Updated on June 09, 2022

Comments

  • Doh
    Doh almost 2 years

    In this task i need to get the Hamming distance (the Hamming distance between two strings of equal length is the number of positions at which the corresponding symbols are different - from Wikipedia) between the two strings sequence1 and sequence2.

    First i made 2 new strings which is the 2 original strings but both with lowered case to make comparing easier. Then i resorted to using the for loop and if to compare the 2 strings. For any differences in characters in these 2 pair of string, the loop would add 1 to an int x = 0. The returns of the method will be the value of this x.

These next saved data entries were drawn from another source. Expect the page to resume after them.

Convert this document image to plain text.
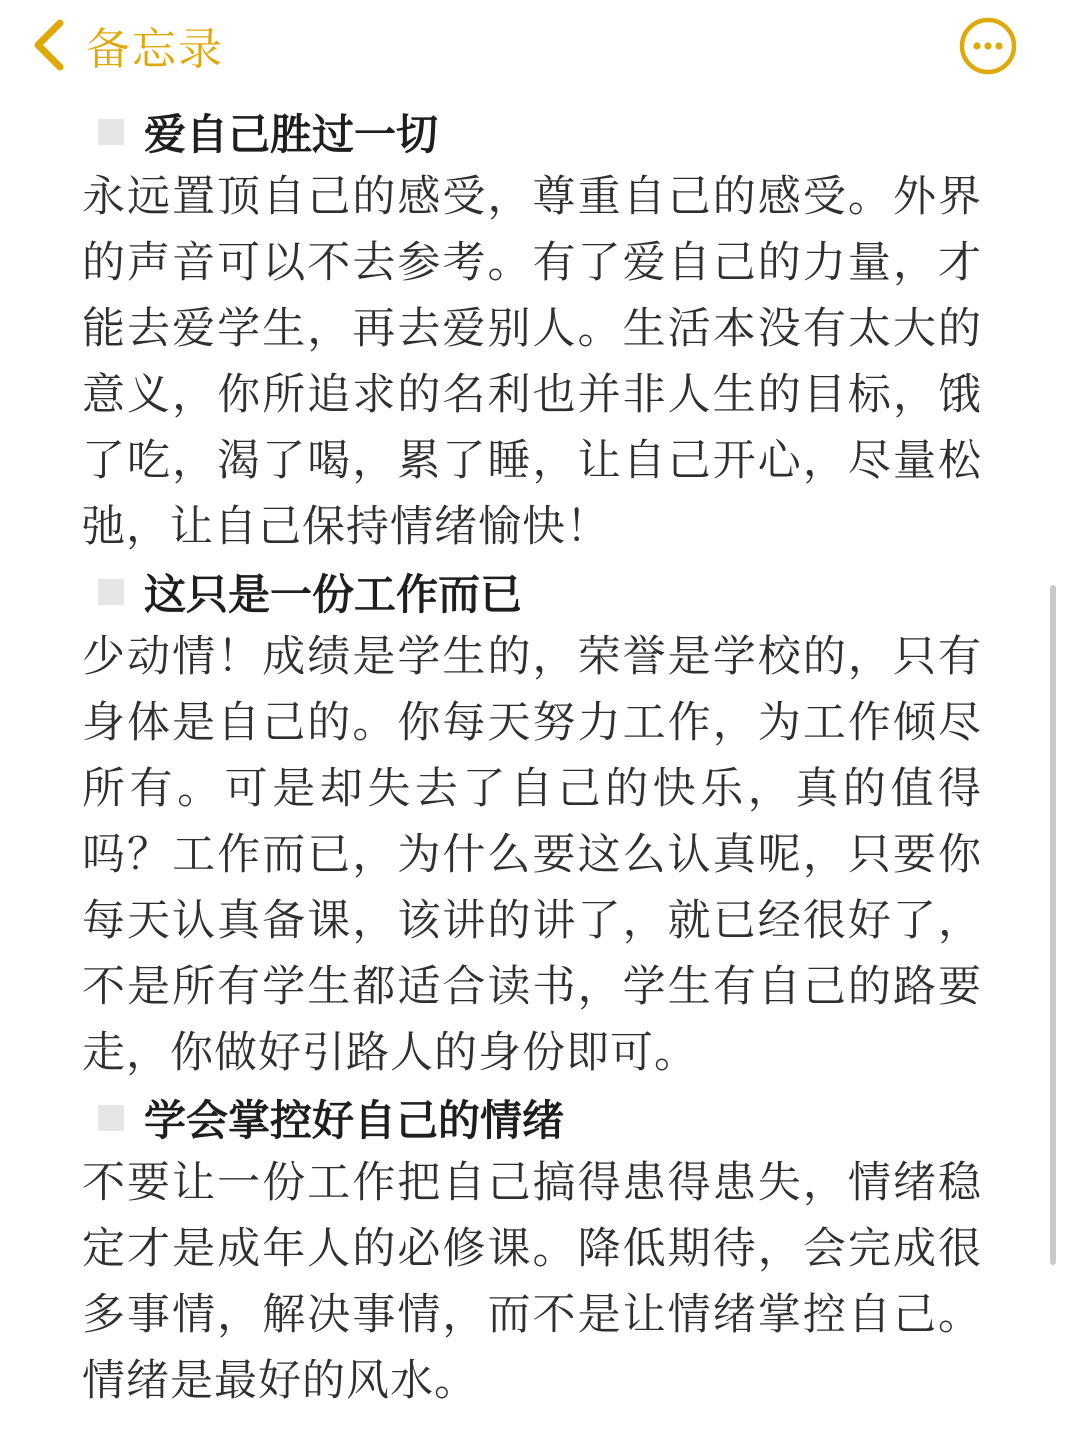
备忘录
爱自己胜过一切
永远置顶自己的感受，尊重自己的感受。外界的声音可以不去参考。有了爱自己的力量，才能去爱学生，再去爱别人。生活本没有太大的意义，你所追求的名利也并非人生的目标，饿了吃，渴了喝，累了睡，让自己开心，尽量松弛，让自己保持情绪愉快！
这只是一份工作而已
少动情！成绩是学生的，荣誉是学校的，只有身体是自己的。你每天努力工作，为工作倾尽所有。可是却失去了自己的快乐，真的值得吗？工作而已，为什么要这么认真呢，只要你每天认真备课，该讲的讲了，就已经很好了，不是所有学生都适合读书，学生有自己的路要走，你做好引路人的身份即可。
学会掌控好自己的情绪
不要让一份工作把自己搞得患得患失，情绪稳定才是成年人的必修课。降低期待，会完成很多事情，解决事情，而不是让情绪掌控自己。情绪是最好的风水。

    public static int getHammingDistance(String sequence1, String sequence2) {
        int a = 0;
        String sequenceX = sequence1.toLowerCase();
        String sequenceY = sequence2.toLowerCase();
        for (int x = 0; x < sequenceX.length(); x++) {
            for (int y = 0; y < sequenceY.length(); y++) {
                if (sequenceX.charAt(x) == sequenceY.charAt(y)) {
                    a += 0;
                } else if (sequenceX.charAt(x) != sequenceY.charAt(y)) {
                    a += 1;
                }
            }
        }
        return a;
    }
    

    So does the code looks good and functional enough? Anything i could to fix or to optimize the code? Thanks in advance. I'm a huge noob so pardon me if i asked anything silly

  • Doh
    Doh almost 11 years
    Thanks for the help. Within the scope of the problem it will do the job just fine. Thanks again :D
  • isti_spl
    isti_spl almost 11 years
    "do not use charAt() of string. Get char array from string using toCharArray() before loop and then work with this array. This is more readable and more effective" --> Does it really matter when you have just-in-time compilation? I mean i haven't tested it by myself, but i imagine the charAt would be optimized away.